Rev. Jack Calvin Burton died of natural causes on April 2. He was 87.
Jack was born April 29, 1936 in St. Louis, Mo. to Henry and Lorine (ne Zimmerman) Burton. His sister, Beverly, was born two years later.
Jack’s father was a real estate salesman, and his mother was an artist and homemaker. During WWII, his father worked for the railroad moving troops and supplies, and two of Jack’s older cousins fought in the Pacific Theatre.
He had a happy childhood playing streetball with friends and spending time with his family at his grandfather’s hunting lodge. He was active in the Boy Scouts, earning the rank of Eagle Scout. During high school, Jack was a member of the Episcopal young people’s group (EYC). He went to St. Louis Cardinals games to see his favorite player, Stan Musial, and danced to Bill Hailey & His Comets at the Meramec Caverns Ballroom.

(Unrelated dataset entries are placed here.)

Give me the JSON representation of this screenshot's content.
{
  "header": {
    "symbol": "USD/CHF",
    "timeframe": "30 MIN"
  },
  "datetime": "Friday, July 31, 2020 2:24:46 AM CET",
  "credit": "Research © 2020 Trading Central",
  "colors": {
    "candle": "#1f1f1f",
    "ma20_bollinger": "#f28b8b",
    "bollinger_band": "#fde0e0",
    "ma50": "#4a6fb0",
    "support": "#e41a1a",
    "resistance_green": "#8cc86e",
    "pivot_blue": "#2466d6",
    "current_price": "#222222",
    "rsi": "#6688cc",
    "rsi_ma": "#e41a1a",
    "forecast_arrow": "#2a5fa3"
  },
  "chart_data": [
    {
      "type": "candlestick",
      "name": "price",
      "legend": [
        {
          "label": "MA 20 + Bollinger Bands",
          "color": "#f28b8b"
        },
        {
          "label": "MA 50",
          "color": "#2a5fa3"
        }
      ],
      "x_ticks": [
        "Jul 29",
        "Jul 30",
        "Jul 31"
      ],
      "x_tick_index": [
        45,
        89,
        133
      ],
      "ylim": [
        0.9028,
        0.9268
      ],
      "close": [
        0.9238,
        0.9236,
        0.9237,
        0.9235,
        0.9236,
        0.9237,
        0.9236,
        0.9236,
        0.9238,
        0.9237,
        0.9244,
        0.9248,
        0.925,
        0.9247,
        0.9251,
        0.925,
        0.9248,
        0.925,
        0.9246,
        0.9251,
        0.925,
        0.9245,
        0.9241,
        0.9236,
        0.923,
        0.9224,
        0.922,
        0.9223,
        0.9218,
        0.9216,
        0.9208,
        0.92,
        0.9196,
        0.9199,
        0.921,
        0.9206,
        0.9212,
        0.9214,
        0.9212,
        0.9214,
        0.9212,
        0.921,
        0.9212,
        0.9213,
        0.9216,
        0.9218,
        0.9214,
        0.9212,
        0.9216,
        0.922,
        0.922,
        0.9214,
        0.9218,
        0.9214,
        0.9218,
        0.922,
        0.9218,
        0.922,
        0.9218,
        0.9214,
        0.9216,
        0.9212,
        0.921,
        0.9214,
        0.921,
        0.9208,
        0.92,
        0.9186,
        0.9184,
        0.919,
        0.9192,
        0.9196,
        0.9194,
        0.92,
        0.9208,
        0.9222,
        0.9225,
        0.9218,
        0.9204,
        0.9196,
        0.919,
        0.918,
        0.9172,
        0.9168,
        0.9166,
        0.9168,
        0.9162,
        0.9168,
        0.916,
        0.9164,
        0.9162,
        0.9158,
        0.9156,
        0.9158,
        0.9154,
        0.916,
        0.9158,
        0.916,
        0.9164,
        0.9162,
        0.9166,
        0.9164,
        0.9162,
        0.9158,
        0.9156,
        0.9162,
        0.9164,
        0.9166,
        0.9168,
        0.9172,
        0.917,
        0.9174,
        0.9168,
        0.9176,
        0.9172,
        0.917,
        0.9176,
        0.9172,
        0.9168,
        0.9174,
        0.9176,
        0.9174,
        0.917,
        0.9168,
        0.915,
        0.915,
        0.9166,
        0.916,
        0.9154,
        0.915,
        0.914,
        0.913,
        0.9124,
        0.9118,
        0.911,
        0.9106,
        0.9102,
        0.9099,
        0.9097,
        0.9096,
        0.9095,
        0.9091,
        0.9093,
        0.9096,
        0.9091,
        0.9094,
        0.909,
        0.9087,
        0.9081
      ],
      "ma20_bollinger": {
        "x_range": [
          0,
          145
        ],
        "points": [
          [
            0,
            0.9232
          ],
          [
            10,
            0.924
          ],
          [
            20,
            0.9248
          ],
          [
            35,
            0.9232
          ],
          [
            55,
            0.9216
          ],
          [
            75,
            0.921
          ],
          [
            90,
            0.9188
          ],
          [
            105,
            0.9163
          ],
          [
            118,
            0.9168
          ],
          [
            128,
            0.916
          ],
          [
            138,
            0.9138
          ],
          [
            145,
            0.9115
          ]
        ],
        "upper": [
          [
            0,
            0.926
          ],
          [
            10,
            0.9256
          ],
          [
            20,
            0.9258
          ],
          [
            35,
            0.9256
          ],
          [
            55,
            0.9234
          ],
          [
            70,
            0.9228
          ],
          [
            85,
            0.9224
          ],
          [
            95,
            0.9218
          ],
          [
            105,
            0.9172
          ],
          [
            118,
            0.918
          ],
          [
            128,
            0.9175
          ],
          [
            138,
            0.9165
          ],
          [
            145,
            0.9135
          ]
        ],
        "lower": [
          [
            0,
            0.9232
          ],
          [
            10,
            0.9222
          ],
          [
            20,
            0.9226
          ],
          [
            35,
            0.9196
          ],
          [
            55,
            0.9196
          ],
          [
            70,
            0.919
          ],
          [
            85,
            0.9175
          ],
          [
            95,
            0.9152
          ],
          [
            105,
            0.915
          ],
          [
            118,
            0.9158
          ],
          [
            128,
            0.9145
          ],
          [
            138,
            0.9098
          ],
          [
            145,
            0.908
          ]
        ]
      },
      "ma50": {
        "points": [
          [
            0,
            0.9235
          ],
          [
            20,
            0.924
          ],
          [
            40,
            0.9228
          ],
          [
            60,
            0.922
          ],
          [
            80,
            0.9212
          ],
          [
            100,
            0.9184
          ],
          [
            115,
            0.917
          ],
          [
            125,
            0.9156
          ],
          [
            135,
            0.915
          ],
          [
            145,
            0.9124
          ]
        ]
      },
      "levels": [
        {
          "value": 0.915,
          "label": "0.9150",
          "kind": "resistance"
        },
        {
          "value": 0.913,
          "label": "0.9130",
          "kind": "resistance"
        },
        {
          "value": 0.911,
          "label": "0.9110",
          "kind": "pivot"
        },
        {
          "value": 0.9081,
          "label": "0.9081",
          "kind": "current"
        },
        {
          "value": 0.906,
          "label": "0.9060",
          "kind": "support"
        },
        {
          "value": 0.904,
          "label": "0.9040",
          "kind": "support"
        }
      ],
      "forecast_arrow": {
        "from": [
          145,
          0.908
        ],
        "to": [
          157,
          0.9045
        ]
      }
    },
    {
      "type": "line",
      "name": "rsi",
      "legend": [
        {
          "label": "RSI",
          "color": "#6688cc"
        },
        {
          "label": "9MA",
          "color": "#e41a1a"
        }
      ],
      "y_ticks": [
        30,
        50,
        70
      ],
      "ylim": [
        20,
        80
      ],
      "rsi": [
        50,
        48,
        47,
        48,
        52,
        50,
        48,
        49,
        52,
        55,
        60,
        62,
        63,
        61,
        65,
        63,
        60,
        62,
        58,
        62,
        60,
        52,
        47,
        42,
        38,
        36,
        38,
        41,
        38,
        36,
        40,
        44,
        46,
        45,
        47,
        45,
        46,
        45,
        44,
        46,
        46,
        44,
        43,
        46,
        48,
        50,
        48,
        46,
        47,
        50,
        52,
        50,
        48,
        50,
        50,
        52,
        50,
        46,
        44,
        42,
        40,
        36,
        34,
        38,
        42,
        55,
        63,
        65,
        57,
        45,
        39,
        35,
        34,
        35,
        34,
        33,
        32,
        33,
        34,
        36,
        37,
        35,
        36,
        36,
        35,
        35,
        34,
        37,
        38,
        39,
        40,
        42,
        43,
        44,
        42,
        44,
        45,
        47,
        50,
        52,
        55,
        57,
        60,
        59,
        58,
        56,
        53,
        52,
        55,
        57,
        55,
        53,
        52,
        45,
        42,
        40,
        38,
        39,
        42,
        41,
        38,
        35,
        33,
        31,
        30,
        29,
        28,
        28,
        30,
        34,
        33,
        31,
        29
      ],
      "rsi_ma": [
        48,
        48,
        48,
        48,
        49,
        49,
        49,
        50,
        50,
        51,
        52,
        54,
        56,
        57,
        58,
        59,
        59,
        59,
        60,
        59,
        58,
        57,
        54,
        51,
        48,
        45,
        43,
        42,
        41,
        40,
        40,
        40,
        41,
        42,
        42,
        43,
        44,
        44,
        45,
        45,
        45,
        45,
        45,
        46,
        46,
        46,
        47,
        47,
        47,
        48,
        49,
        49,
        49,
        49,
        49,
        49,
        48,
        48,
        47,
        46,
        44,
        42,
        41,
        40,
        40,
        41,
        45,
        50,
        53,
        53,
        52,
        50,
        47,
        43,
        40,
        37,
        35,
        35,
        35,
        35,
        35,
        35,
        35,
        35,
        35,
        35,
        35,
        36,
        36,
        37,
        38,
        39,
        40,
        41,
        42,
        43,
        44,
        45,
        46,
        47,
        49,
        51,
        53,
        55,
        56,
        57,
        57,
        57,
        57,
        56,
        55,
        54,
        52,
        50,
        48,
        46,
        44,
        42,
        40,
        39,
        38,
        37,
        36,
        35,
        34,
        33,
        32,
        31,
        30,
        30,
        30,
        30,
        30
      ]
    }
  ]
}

He began college at Missouri School of Mines and after his freshman year transferred to Washington University in St. Louis.

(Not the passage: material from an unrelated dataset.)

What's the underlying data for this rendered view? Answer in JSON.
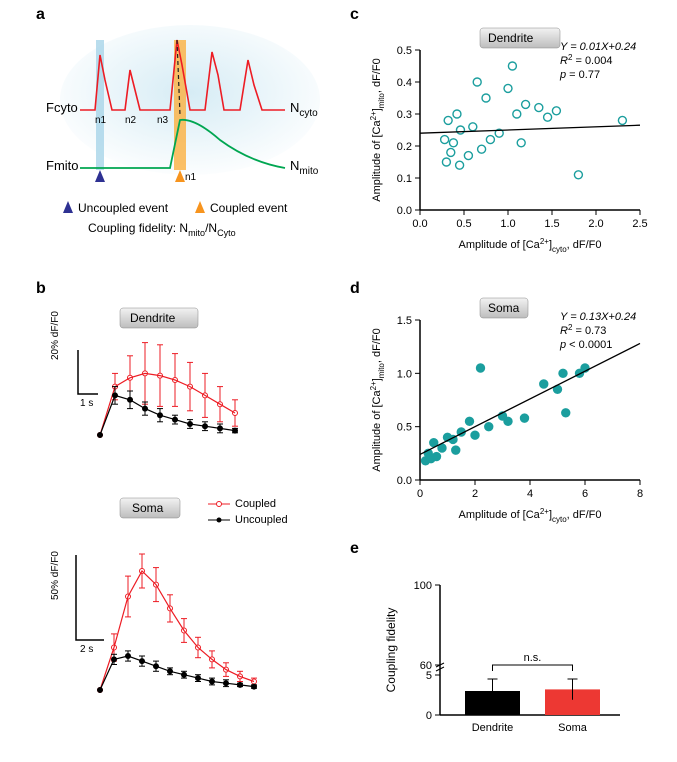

In the summer of 1958, he went to Martha’s Vineyard as part of a student leadership conference. He worked at the Colonial Inn in Edgartown (now the Vineyard Square Hotel). It was here that he met Mary Hunter, his future wife, who was attending the conference from her home in Southern Ohio.
Jack graduated with a degree in industrial engineering and completed four years of ROTC and Army Basic Training. He was commissioned a second lieutenant in the Air Defense Branch.
He began work at General Electric in Cincinnati, Ohio and married Mary Hunter.
He said he felt “called to the priesthood,” and worked with the Diocese of Southern Ohio to prepare for the ministry. He first fulfilled his military commitment, serving at Fort Bliss near El Paso, Tex., then attended the Episcopal Theological School in Cambridge. He graduated in 1963 with a Master of Divinity Degree, was ordained a priest and began his ministry in Cincinnati.
During this period, he became involved in civil rights and social justice issues. Working through the church he attended and organized events to further this cause. In August of 1963 he and some fellow clergy took a train to Washington, D.C. to participate in the March on Washington for Jobs and Freedom and heard Martin Luther King Jr. deliver his I Have a Dream speech.
The first of Jack and Mary’s three sons, Timothy, was born, followed shortly by their son, Steven.
Jack’s next ministry was in Columbus, Ohio. Here their son Paul was born. The young family then moved to his next church in Cambridge, Ohio. He was elected to be the diocesan Youth advisor and worked to have women allowed into the priesthood.
Living in the church owned rectory, Jack and Mary decided they should have a home of their own. They built a summer cottage on Pine street in Edgartown in 1967. For the next few summers, Mary would bring her three boys and an assortment of children, friends and family to the Vineyard. Jack would join them when he was able. In July of 1969, he took his wife and little boys to the Dike Bridge when he got word that Ted Kennedy had driven his car over the side the night before.
In 1972 he accepted the position of Probation Officer-in-Charge for the Dukes County District Court. The family moved to the Vineyard, and Jack and Mary built a home on land that had previously been Cyrus Norton’s commercial apple orchard. He spent the next 26 years serving as probation officer. Stern but compassionate, he focused on helping the youth of the community and counseled countless families and individuals in crisis.
During this period he was a counselor at Martha’s Vineyard Community Services and was an interim minister at St. Andrew’s Church in Edgartown.
He loved the Vineyard and spending time outdoors with his sons, fishing, playing ball and encouraging them in all their endeavors. He even worked for a time as a commercial scallop fisherman. He was an avid long-distance runner and was a perennial winner of his age group in the Chilmark Road Race.
Jack and Mary divorced in 1985.
He began a relationship with Carol Carrick in 1990. They traveled together extensively in the states and abroad and bought a house together in Gulfport, Fla. Carol died in 2013.
He is survived by his sister Beverly and her children, his son Steve and wife Carol, and their children Ace and Maxine, his son Paul and his children James and William, and his son Tim.
Jack will be forever immortalized as the person holding the “Beach Closed” sign as it gets hammered into the sand in the movie Jaws. He will be remembered for his humbleness, kindness, compassion, sense of humor,and good deeds. He will be interred at his family plot in St. Louis.
In his memory, Jack asked that we “Pray for peace, love, reconciliation, justice, equality, and to walk humbly with God.”